Whether that matters to Major is a matter of conjecture. These days, he may sympathise with his Tory predecessor Arthur Balfour, who said he would rather consult his valet than the Conservative conference.

What is clear is that only Boris could have pulled it off, as he did yesterday when, at the climax of his encomium to those who helped put on the Olympics (including Ken Livingstone – "I don't think Ken is going to come back from that one. He just got a clap from the Tory party conference"), he declared: "There is one Conservative we need to thank….Oh, yes. It is thanks to John Major, who put in the lottery, that we have gone from one gold medal in 1996 to the sporting superpower we are today."

But what did this mean? By referring to Major as "one prime minister who loves sport", could Boris have been casting doubt on the enthusiasm of David Cameron? Or was it, more likely, that the sub-text was a veiled reminder that Major was the last Conservative leader to win an outright majority?

It scarcely mattered. Because the tousle-haired party idol trod the high wire between disloyalty and self-promotional cheek with dizzying aplomb from the moment he shambled on to the stage. Like an MC at the old Victorian Gaiety Theatre, MP Gavin Barwell introduced him by commanding the audience to "please welcome the one and only Mayor of London, Mr Boris Johnson." They stood and applauded before he even started speaking, including, gamely enough, Cameron himself, who had been somewhat less tumultuously received as he slipped into his seat in row eight.

But this was, despite the stream of jokes, more than mere music hall. Boris shares with Bill Clinton – a greatly different politician in most, though not quite all, respects – an ability to fold statistics (54,000 houses built, 10,000 new trees, even the Jubilee line running "3mph faster than when I was elected" ) into a rhetorical whole, the implicit argument of which was that if his party can emulate his success in London, nothing can stop them in 2015.

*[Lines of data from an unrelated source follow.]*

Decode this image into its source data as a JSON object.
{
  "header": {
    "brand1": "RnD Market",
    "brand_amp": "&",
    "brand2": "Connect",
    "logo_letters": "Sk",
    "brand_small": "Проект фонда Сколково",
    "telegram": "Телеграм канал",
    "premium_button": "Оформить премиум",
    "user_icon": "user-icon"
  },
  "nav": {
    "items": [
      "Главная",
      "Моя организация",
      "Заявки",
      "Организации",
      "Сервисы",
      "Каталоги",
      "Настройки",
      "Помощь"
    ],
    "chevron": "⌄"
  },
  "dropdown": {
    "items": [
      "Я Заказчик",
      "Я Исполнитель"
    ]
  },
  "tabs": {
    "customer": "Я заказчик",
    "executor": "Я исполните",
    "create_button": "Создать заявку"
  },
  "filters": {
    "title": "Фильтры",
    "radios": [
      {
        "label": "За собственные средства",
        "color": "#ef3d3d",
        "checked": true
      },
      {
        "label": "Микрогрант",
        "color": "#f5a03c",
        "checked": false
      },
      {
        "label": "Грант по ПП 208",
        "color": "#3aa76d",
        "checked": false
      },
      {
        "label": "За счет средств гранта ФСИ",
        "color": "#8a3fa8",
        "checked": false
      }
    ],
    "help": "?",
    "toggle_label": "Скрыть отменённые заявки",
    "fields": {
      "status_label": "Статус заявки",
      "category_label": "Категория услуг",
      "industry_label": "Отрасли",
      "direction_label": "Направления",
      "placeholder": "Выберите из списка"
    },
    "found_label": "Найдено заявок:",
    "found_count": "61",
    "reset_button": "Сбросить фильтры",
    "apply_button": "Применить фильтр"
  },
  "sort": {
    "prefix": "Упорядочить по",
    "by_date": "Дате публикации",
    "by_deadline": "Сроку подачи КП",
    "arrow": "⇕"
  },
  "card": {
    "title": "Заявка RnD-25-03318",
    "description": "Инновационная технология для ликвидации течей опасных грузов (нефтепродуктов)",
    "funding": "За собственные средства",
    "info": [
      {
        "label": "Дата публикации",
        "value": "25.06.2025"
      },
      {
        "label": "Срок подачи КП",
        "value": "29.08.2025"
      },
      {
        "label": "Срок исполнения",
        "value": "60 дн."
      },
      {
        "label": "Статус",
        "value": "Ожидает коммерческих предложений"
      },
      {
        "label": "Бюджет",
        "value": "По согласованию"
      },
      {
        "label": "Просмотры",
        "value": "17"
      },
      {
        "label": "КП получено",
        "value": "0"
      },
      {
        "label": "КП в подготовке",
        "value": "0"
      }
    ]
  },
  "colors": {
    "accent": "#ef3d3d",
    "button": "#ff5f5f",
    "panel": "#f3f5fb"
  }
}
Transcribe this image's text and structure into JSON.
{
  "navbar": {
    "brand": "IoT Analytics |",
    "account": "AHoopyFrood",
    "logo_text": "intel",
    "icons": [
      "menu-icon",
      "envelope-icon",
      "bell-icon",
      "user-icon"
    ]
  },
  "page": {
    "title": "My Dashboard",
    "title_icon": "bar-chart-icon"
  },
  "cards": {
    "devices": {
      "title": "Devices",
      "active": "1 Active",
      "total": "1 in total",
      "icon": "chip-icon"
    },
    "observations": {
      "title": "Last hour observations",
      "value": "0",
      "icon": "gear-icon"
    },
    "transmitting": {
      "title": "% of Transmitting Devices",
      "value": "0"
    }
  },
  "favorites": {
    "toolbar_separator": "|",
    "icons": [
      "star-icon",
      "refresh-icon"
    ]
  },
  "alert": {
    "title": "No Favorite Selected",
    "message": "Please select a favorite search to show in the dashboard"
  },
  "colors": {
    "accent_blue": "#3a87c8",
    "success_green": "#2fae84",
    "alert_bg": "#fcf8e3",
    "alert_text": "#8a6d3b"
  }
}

For all his professions of loyalty, it's the speech's little asides that show that his ability to destabilise, however checked yesterday, remains intact: the repeated addressing of Cameron as "Dave" (not even the most demotic of Labourites called Blair "Tone"); the crack about his forgetting what Magna Carta meant; even the wryly muttered praise for Cameron's decision to come to hear his speech. Reverence for the great office of Prime Minister is not a Boris priority. Unless, and until, he gets to No 10 himself of course.

In his own words: the Mayor of London on…

The London 2012 Games "There we were, little old us, the country that made such a Horlicks of the Millennium Dome celebrations in 2000, putting on a flawless performance of the most logistically difficult thing you can ask a country to do in peacetime."

David Cameron "I was pleased to see you called me a blond-haired mop in the papers. If I am a mop, David Cameron, you are a broom – a broom that is clearing up the mess left by the Labour government. And a fantastic job you are doing."